Throughout my senior year, I’ve heard people talk about “senioritis.” I’ve heard them talk about that drop in motivation, the point where school starts to feel optional, and the way everything slows down. For most people, it’s expected, almost like a rite of passage.
But my experience has been the opposite.
If anything, my motivation didn’t disappear; it showed up late. My high school career didn’t start strong, and for a while, it felt like I was always trying to catch up. That part of my story, the rough beginning, is a different story on its own.

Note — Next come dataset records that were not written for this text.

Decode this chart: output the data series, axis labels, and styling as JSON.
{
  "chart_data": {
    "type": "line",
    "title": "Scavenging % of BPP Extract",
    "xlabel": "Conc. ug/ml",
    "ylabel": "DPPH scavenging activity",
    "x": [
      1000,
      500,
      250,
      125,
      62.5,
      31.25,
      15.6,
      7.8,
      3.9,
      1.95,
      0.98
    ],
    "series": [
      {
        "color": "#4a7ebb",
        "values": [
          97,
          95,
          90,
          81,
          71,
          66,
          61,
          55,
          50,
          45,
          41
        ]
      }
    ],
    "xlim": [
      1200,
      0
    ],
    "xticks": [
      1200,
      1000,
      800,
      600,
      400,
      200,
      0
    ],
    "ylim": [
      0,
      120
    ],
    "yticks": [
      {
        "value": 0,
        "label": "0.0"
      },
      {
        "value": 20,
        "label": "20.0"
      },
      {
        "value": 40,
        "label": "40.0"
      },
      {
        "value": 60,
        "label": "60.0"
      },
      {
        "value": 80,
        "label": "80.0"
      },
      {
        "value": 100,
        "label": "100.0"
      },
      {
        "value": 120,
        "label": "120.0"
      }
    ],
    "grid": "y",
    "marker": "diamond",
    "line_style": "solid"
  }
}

I was in a pit of missing assignments and always missing school. I would go pushing people away, so they didn’t see my lack of motivation. This didn’t just show up in school, but the sport I grew up doing: taekwondo. My excuse for not going to class was that I was busy with school, or I was worried about getting another concussion. In reality, I just wanted to hide at home.
But things didn’t stay that way. Over time, I started to make small changes that slowly added up. I began showing up more, turning in work more consistently, and holding myself a little more accountable each day. It wasn’t an instant switch but more like rebuilding piece by piece.
Now my schedule is full of AP classes, and my grades are much better than they used to be. The work is harder, but I’ve learned how to actually face it instead of avoiding it. There are still stressful days, but they don’t stop me the way they used to. I’ve been free from self-harm for over two years, which is something I’m proud of, because it shows how much my mindset and habits have changed over time.
Looking back, I can see how much things have changed. What once felt like I was stuck in a cycle that I couldn’t get out of has turned into something I’ve been able to improve. I’ve learned that progress doesn’t happen all at once but through small choices that build over time.